片麻痺の患者さんの特徴は、左右の分断された身体情報と体幹機能の低下から、Body Schemaが崩れることが多く見られます。正中垂直軸が崩れ、発症直後には座る事が出来ない方も多いです。

脳損傷によって傾いた姿勢/自身の重力に対する位置関係の知覚障害/左右の高さが違う内耳からの前庭情報/左右高さが違う網膜からの視覚刺激入力、こんな条件が組み合わさっています。視覚入力も本来有るべき状況ではないですし、視覚情報処理もBody Schemaが前提が有って正しく処理される(例えば通常は横に寝てテレビを見てもあまり違和感なく見ることができますよね。それは重力に対して頭部が横になっているという情報が有るからこそ視覚情報を補正することが出来ていると考えられます。)ので、通常のように見えていない人も多いわけです。臨床的にそれを見ようと思ったら、非麻痺側で紙に線を引いてもらってみてください。紙に対して綺麗に直角に縦線や横線を引ける方は少ないと思います。


 

そういった乱れた情報処理で外的環境を見た際に、どれだけ対称性/規則性/リズミカルな模様/D=1.3の情報を得ることが出来るでしょうか?

たぶんかなり難しいのではないかと思います。

そうなると、交感神経系が興奮することになるので、ノルアドレナリンなどは通常より放出が増えることになると考えられますよね。


 

ノルアドレナリンはアストロサイトによる液交換システムを阻害します。

とくに急性期では、脳の損傷〜神経細胞の破壊によって細胞外の液成分に細胞内の液成分が放出されます。そのことで神経細胞外の液成分内に細胞内のK+が放出されていますので、K+のイオン交換で神経細胞の興奮を高めたり鎮めたりするシステムは機能しません。結果何が起こるかというと、生き残った神経細胞も興奮しっぱなしになって壊れていくことになります。ペナンブラ領域の神経細胞死に繋がりそうです。


 

こういった思考から、正中垂直軸を獲得し、対称性/規則性/リズミカルな模様/D=1.3の情報を快刺激として処理して頂くことが神経細胞の余分な死滅を防ぎ、また、ノルアドレナリンの余分な放出を防ぎアストロサイトによって脳内環境が適正になることで脳の情報処理システムも機能的になる可能性が高いのではないかと考えるに至りました。


 

さて、この推論は患者さん個人にはメリットがあったかどうかを判断するのは出来そうですが、EBMにのせるのは大変そうです。

まず、基礎研究として、

1)上丘の視覚刺激の応答として非対称性/不規則性/複雑な模様/D=1.3の場合と、そうではない視覚刺激の場合で興奮性に違いが出ることおよび扁桃体への投射の変化を確認すること

2)非対称性/不規則性/複雑な模様/D=1.3以外の視覚刺激で結果的にノルアドレナリンの量が増えていることを確認すること

3)アストロサイトの神経細胞への影響は、基礎実験はいろいろされていますので省いて良いかもしれません。K+ の事は、臨床的にアドレナリン受容体阻害薬が脳卒中の治療薬として研究されている(もう使われている?)事から、ノルアドレナリン濃度の減少が脳の神経細胞の生存確率を高めるのは間違いないことだと思います。

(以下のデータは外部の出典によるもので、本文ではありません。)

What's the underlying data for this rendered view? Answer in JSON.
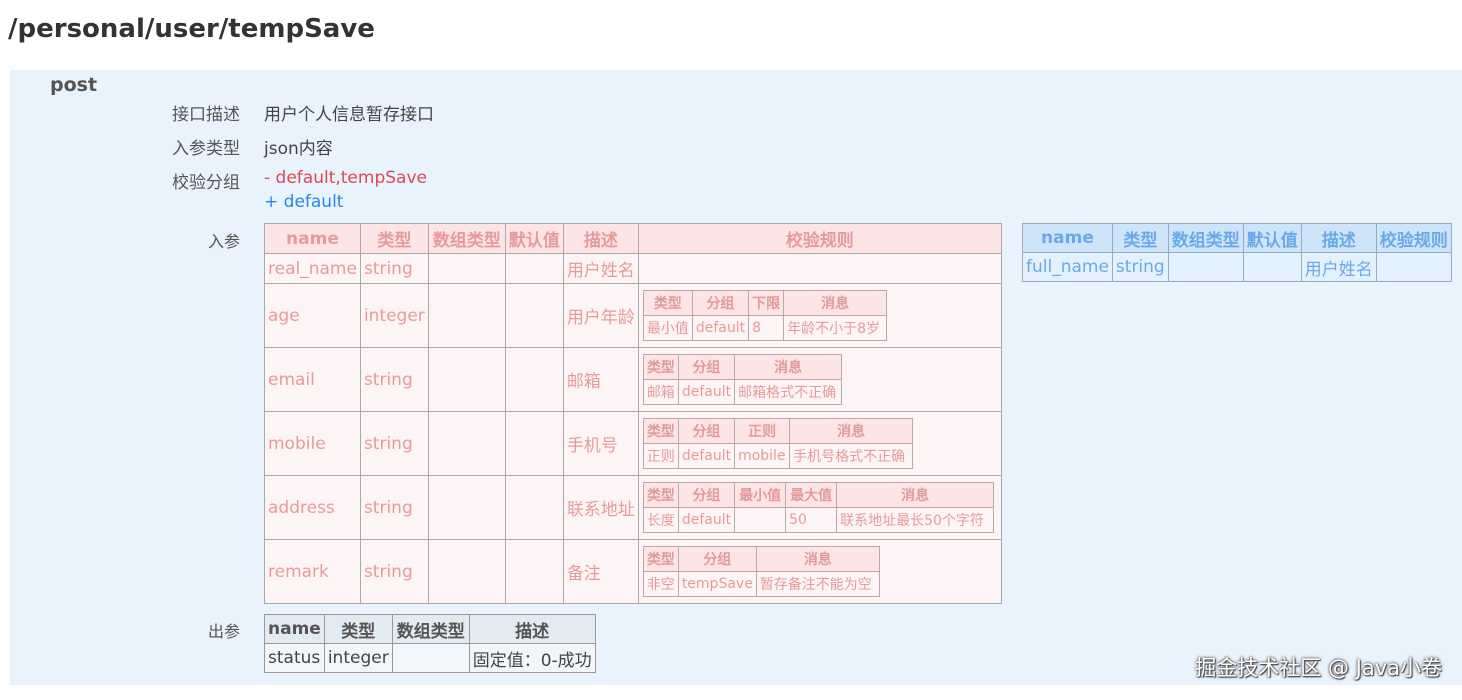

4)脳損傷後のBodySchemaの混乱が視覚に影響を与えていることの確認

5)脳損傷後BodySchemaの混乱後、正中垂直軸の再獲得と、それによる視覚情報処理への影響の確認

で、臨床研究として、

6)正中垂直軸の獲得と日常生活動作の関連の分析:これはFIMとかBIとか使ってはダメです。このことが大変。FIMとかBIとかはADLの指標であって、脳の機能の改善度合いを測る指標にはなりません。新しく脳機能と密接な関連性を持つ日常生活の指標を作るか、FIM/バーサルインデックスと脳機能の関連性を基礎研究でし直すかのいずれかが必要です。


 

このくらいで良い結果が出れば科学的といっても良いかもしれないですね。